Tarihler 23 Nisan 1920’yi gösterdiğinde TBMM’nin kuruluşu ile Mustafa Kemal Atatürk, Salih Bozok’u yaveri olarak yanına aldı. Milli Mücadele sürecinin kahramanlarından olan Bozok, aynı zamanda dostu Mustafa Kemal’i özel yaşamında da hiç yalnız bırakmıyordu. Mustafa Kemal’in eşi Latife Hanım ile evliliklerinde dahi nikâh şahidi olarak seçilmişti.
Hem Latife Hanım hem de İsmet İnönü birçok kez Bozok’tan yardım istemişlerdi. Çünkü o, Mustafa Kemal’in kıramayacağı tek kişiydi. Birbirlerinden hiç ayrılmayan iki dostu Mustafa Kemal’in ölümü ayırdı.

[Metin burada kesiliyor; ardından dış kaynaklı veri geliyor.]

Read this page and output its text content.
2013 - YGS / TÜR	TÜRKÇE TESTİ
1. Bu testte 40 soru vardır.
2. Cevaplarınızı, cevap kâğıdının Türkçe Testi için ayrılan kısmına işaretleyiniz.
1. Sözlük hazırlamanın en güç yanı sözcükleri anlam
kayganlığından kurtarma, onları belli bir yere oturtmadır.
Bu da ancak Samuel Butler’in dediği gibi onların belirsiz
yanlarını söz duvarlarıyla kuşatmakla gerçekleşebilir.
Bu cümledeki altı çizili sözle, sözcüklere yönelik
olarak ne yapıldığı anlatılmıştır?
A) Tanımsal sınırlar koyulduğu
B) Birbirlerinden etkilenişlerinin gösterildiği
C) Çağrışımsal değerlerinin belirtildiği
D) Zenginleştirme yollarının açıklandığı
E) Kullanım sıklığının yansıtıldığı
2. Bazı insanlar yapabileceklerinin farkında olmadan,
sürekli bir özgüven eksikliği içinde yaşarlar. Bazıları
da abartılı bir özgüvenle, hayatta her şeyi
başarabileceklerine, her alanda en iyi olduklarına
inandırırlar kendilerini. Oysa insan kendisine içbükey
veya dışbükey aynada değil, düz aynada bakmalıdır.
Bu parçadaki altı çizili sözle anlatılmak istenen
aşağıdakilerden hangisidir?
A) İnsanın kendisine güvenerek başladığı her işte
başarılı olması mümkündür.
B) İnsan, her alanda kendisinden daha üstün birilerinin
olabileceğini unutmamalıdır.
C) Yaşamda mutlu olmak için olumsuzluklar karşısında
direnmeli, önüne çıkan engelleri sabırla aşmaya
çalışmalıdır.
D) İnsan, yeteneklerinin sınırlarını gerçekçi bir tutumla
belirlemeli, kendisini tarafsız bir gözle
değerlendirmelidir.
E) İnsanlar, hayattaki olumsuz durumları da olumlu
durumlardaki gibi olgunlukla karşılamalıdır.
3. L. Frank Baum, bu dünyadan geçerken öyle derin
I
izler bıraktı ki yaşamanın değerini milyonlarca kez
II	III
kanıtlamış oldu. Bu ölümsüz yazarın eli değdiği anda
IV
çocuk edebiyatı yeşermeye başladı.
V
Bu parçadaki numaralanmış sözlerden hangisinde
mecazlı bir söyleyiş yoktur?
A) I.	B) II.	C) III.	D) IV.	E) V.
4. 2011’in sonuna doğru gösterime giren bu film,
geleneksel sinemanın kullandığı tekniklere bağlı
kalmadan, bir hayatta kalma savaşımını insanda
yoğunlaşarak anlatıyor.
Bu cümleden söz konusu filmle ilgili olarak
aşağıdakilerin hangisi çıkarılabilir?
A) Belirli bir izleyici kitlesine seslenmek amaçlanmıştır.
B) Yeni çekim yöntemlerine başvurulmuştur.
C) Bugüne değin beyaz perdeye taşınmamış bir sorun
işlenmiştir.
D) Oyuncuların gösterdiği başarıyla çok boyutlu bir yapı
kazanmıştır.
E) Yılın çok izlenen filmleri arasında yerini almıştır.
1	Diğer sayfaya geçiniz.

Salih Bozok, Mustafa Kemal’in ölümü ile ilgili olarak, “Mustafa Kemal sayesinde yaşadım ve her şeye kavuştum. Şimdi samimiyetle söylemeliyim ki, artık Mustafa Kemal'in olmadığı bir dünyada yaşamaktan hiç ama hiç zevk almıyorum.” demiştir.
Tarihler 10 Kasım’a doğru yaklaştığında, Atatürk’ün durumu her geçen gün daha da kötüleştiğinde Bozok da yavaş yavaş planını yapmaya başlar. 9 Kasım’da defterine, “Allah’ım ya Atatürk’ü kurtar ya da benim canımı al” notunu düşer. Bozok, en başından beri Atatürk’ün yokluğuyla başa çıkamayacağının sinyallerini verir.
Mustafa Kemal’in ölümünün ardından yaşamak istemeyen Salih Bozok, eşi Pakize’ye bir mektup yazarak intihar girişiminde bulunur.
Mektupta ise şunlar yazıyordur:
“İşte o gün gelmiştir, ben artık aranızdan çekiliyorum. Senden çok memnun olarak ayrılıyorum. Ben hayatımı Atatürk'ün hayatına bağladım ve ondan sonra yaşamamaya karar verdiğim için hayatıma nihayet verdim. Fazla teessüre mahal yoktur. Ebediyen arz-ı veda ederim sevgili karıcığım, Pakize'm.”
Bozok, Mustafa Kemal’in öldüğü dakikalarda son kez Ata’nın elini öperek ona veda eder ve odasına giderek intihar teşebbüsünde bulunur. Ancak bu girişim başarılı olmaz. Kurşun kalbine değil, akciğerine isabet eder. Operasyonların sonucunda Bozok, hayata döndürülür. Daha sonraki yaşamında milletvekillik görevine devam eden Bozok, 25 Nisan 1941’de hayata gözlerini yumarak çok sevdiği arkadaşına kavuşur.
Ata'nın Şahsi Meselesi Ölümünden Sonra Çözüme Kavuştu
Mustafa Kemal Atatürk, Hatay konusunda oldukça kararlı bir politika izlemiştir.
Özellikle ölümünden önceki yıllarda Türkiye Büyük Millet Meclisi’nde yapmış olduğu açılış konuşmalarının hemen hepsinde Hatay konusunu açmış, Hatay'ı şahsi meselesi olarak görmüştür. Ömrümün son yıllarını ise Hatay sorununun çözümü yolunda harcamıştır.
Atatürk'ün ölümünden bir yıl kadar sonra, Hatay ili, 7 Temmuz 1939'da çıkarılan yasa ile Türkiye'ye katıldı.